~~LA FENÊTRE
L'hiver dernier à Paris, J'avais rencontré Mme de Jardy. Plus je la connaissais, Plus elle me plaisait. Elle était veuve. C'est par paresse que j'aime les veuves ! Je cherchais alors à me marier :
-" Vous m'accepteriez Si je vous proposais d'être votre mari ? "
-" Comme vous y allez, mon ami ! Certes, on peut essayer. Mais je veux d'abord vous étudier. Alors, cet été, pendant deux mois, Venez me retrouver chez moi Dans ma campagne, Nous verrons Si nous nous accordons. "
J'ai passé juin et juillet Dans son manoir "les Œillets". Elle s'efforça de percer Mes plus intimes pensées, D'observer mes moindres mouvements. Elle me surveillait à tout moment. Même la nuit, j'étais espionné Par sa bonne qui dormait Dans la chambre d'à côté. Tout cela m'a impatienté.

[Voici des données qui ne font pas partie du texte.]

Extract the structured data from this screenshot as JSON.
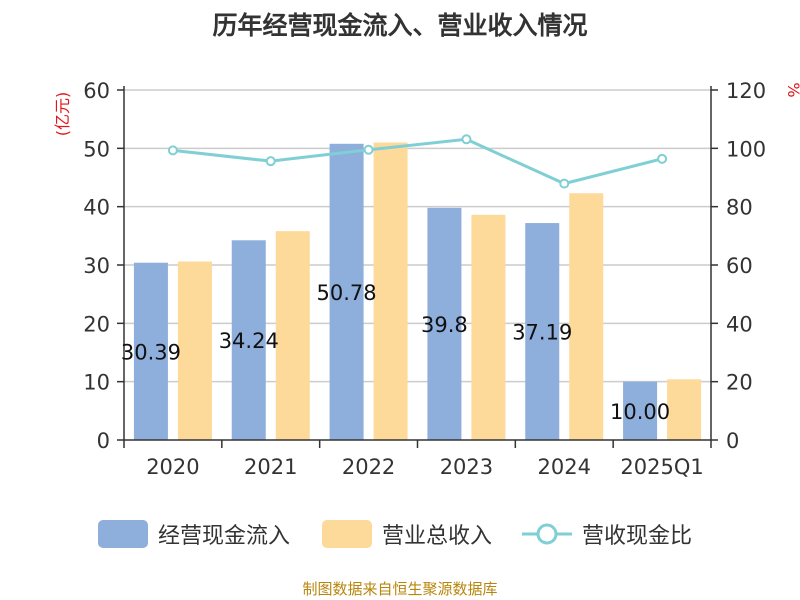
{
  "chart_data": {
    "type": "bar",
    "title": "历年经营现金流入、营业收入情况",
    "categories": [
      "2020",
      "2021",
      "2022",
      "2023",
      "2024",
      "2025Q1"
    ],
    "series": [
      {
        "name": "经营现金流入",
        "type": "bar",
        "axis": "left",
        "values": [
          30.39,
          34.24,
          50.78,
          39.8,
          37.19,
          10.0
        ],
        "data_labels": [
          "30.39",
          "34.24",
          "50.78",
          "39.8",
          "37.19",
          "10.00"
        ],
        "color": "#8eaedc"
      },
      {
        "name": "营业总收入",
        "type": "bar",
        "axis": "left",
        "values": [
          30.6,
          35.8,
          51.0,
          38.6,
          42.3,
          10.4
        ],
        "color": "#fdd99a"
      },
      {
        "name": "营收现金比",
        "type": "line",
        "axis": "right",
        "values": [
          99.3,
          95.6,
          99.5,
          103.1,
          87.9,
          96.4
        ],
        "color": "#7fcfd5"
      }
    ],
    "y_left": {
      "label": "(亿元)",
      "range": [
        0,
        60
      ],
      "ticks": [
        0,
        10,
        20,
        30,
        40,
        50,
        60
      ]
    },
    "y_right": {
      "label": "%",
      "range": [
        0,
        120
      ],
      "ticks": [
        0,
        20,
        40,
        60,
        80,
        100,
        120
      ]
    },
    "grid": true,
    "legend_position": "bottom"
  },
  "source_note": "制图数据来自恒生聚源数据库"
}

Voulant hâter le dénouement, Je devins entreprenant : Je glissai un billet dans la main De la soubrette qui s'appelait Jeanne :
-" Je ne te demande rien de vilain Mais je désire faire à ta maitresse Ce qu'elle fait envers moi. Écoute-moi, Elle veut connaître mon caractère, Mes habitudes et mes manières. Moi, je voudrais que tu m'indiques... Quelques détails au sujet de son physique. Tu es sa chambrière. Tu l'habilles, Tu la déshabilles. Est-elle aussi grasse qu'elle en a l'air ? Dis-moi si elle met du coton... Là...où on s'assoit, ou devant... Là où on nourrit les petits enfants ? Dis, met-elle du coton ? Certaines femmes ont les genoux rentrés Qui s'entre-frottent à chaque pas qu'elles font D'autres ont les genoux écartés De telle sorte que leurs jambes Forment une arche de pont. Comment sont ses jambes ? Dis-moi comment est-elle ? "
-" Vous n'allez pas me croire : Madame est faite comme moi, à part ...qu'elle... Est... noire ! "
Je résolus de me venger De cette bonne qui m'avait joué. La nuit suivante, je me suis introduit Dans sa chambre. Elle était bien faite. Nous fûmes bientôt très...amis. Elle devint une maitresse rouée à plaisir. Ses douceurs me permirent D'attendre... que Mme de Jardy ait cessé De m'éprouver.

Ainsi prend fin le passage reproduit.